Will Douglas Heaven entrevista en Technology Review del MIT a Geoffrey Hinton, sobre su actual desconfianza en la Inteligencia Artificial:
Hinton
fears that these tools are capable of figuring out ways to manipulate
or kill humans who aren’t prepared for the new technology.
“I
have suddenly switched my views on whether these things are going to be
more intelligent than us. I think they’re very close to it now and they
will be much more intelligent than us in the future,” he says. “How do
we survive that?”
He is especially worried that people could
harness the tools he himself helped breathe life into to tilt the scales
of some of the most consequential human experiences, especially
elections and wars.
“Look, here’s one way it could all go wrong,”
he says. “We know that a lot of the people who want to use these tools
are bad actors like Putin or DeSantis. They want to use them for winning
wars or manipulating electorates.”
Hinton believes that the next
step for smart machines is the ability to create their own subgoals,
interim steps required to carry out a task. What happens, he asks, when
that ability is applied to something inherently immoral?
“Don’t
think for a moment that Putin wouldn’t make hyper-intelligent robots
with the goal of killing Ukrainians,” he says. “He wouldn’t hesitate.

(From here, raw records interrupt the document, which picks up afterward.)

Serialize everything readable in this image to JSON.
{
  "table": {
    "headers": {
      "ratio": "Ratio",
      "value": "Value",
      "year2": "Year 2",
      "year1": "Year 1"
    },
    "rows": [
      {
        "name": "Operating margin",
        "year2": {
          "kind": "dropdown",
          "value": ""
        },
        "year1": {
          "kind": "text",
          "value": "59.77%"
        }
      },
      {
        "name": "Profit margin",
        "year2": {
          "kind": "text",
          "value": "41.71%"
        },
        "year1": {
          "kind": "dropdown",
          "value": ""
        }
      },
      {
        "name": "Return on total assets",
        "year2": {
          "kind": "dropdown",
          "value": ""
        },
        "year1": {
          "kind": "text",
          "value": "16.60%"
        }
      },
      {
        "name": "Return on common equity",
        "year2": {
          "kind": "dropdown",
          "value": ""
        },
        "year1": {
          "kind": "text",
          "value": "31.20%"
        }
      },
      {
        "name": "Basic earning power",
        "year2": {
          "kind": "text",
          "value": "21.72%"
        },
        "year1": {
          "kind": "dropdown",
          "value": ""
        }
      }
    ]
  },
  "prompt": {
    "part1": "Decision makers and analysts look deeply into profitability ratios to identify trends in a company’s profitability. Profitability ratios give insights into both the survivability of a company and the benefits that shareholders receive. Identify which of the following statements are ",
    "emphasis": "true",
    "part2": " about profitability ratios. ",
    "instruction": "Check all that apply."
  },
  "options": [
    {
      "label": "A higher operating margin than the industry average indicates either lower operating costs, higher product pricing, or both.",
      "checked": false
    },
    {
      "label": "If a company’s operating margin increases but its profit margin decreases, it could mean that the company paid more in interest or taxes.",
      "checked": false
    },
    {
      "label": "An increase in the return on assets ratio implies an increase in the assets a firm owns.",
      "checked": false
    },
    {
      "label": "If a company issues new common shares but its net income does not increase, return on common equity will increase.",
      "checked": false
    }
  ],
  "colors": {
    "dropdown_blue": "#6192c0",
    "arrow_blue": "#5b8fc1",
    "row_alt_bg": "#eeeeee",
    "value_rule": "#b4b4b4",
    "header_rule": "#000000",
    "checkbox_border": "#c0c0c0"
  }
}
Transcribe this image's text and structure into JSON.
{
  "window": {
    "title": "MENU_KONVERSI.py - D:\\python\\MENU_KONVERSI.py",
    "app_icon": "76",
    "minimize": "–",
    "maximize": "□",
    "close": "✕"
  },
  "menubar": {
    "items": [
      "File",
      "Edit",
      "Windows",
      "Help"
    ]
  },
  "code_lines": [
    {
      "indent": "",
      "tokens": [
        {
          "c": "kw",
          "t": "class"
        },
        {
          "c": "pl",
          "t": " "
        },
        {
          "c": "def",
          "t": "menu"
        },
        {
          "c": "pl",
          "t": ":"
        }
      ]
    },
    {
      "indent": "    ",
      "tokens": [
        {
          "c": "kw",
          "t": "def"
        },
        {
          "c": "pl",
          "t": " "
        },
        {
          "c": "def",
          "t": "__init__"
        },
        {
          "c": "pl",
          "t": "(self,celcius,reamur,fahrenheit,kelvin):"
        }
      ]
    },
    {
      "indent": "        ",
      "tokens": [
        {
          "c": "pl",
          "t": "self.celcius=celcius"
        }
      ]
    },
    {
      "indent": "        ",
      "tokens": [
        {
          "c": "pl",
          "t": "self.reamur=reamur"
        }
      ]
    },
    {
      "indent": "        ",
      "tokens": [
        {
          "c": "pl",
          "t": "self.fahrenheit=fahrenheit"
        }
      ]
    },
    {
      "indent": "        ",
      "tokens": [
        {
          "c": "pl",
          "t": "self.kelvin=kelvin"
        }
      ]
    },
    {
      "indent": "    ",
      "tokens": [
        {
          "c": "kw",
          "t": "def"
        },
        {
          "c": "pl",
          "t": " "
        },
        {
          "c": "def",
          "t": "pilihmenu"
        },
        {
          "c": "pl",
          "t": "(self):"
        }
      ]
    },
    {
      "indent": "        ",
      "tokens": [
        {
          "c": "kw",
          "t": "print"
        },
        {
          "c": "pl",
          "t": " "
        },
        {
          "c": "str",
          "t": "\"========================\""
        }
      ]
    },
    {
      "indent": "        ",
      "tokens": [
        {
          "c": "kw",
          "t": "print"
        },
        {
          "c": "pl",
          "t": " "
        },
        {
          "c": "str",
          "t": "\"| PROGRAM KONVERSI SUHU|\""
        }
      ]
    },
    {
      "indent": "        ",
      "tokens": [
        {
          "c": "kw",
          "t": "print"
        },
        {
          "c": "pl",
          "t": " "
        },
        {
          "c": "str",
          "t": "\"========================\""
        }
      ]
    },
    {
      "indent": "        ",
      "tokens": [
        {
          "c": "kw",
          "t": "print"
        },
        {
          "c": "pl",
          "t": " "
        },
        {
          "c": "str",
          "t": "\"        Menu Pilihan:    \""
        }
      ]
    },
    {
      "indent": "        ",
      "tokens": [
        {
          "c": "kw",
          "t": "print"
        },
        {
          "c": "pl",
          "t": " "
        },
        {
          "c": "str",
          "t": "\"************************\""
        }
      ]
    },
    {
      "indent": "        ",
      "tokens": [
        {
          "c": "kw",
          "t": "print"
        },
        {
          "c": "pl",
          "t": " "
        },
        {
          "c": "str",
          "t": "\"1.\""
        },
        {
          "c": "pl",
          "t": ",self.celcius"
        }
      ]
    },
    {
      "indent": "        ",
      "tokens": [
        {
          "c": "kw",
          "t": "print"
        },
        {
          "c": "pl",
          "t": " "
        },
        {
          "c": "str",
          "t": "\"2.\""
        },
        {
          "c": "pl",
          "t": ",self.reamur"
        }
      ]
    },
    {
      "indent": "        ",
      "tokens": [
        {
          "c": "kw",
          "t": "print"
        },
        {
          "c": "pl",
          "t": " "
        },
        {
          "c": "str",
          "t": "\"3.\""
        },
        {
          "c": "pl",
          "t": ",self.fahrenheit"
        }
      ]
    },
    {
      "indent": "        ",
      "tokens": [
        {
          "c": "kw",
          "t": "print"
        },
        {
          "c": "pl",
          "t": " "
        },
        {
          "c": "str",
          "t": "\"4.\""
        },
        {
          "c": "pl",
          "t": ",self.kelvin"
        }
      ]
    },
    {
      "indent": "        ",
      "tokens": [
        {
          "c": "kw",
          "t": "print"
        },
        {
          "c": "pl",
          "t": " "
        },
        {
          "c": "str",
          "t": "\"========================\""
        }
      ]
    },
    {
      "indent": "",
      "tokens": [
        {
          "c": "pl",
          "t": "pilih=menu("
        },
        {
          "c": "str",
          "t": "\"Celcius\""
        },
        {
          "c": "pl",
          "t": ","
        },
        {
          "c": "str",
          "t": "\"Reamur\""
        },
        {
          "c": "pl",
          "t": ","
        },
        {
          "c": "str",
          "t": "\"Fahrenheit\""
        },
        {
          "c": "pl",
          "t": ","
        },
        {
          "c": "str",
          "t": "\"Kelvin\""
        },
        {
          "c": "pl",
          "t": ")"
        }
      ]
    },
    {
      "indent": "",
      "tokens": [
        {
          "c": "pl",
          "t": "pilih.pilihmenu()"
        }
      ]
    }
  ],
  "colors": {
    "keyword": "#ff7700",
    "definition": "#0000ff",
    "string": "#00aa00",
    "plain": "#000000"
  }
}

And if you want them to be good at it, you don’t want to micromanage
them—you want them to figure out how to do it.”
There are already
a handful of experimental projects, such as BabyAGI and AutoGPT, that
hook chatbots up with other programs such as web browsers or word
processors so that they can string together simple tasks. Tiny steps,
for sure—but they signal the direction that some people want to take
this tech. And even if a bad actor doesn’t seize the machines, there are
other concerns about subgoals, Hinton says.
“Well, here’s a
subgoal that almost always helps in biology: get more energy. So the
first thing that could happen is these robots are going to say, ‘Let’s
get more power. Let’s reroute all the electricity to my chips.’ Another
great subgoal would be to make more copies of yourself. Does that sound
good?”
Maybe not. But Yann LeCun, Meta’s chief AI scientist,
agrees with the premise but does not share Hinton’s fears. “There is no
question that machines will become smarter than humans—in all domains in
which humans are smart—in the future,” says LeCun. “It’s a question of
when and how, not a question of if.”
But he takes a totally
different view on where things go from there. “I believe that
intelligent machines will usher in a new renaissance for humanity, a new
era of enlightenment,” says LeCun. “I completely disagree with the idea
that machines will dominate humans simply because they are smarter, let
alone destroy humans.”
“Even within the human species, the
smartest among us are not the ones who are the most dominating,” says
LeCun. “And the most dominating are definitely not the smartest. We have
numerous examples of that in politics and business.”
Yoshua Bengio,
who is a professor at the University of Montreal and scientific
director of the Montreal Institute for Learning Algorithms, feels more
agnostic. “I hear people who denigrate these fears, but I don’t see any
solid argument that would convince me that there are no risks of the
magnitude that Geoff thinks about,” he says. But fear is only useful if
it kicks us into action, he says: “Excessive fear can be paralyzing, so
we should try to keep the debates at a rational level.”
LeCun
es muy optimista...si no fuera por los drones sobre Kiev, la prisión de
Navalni, o las medidas de control social de China, quizá se podría
aceptar su visión.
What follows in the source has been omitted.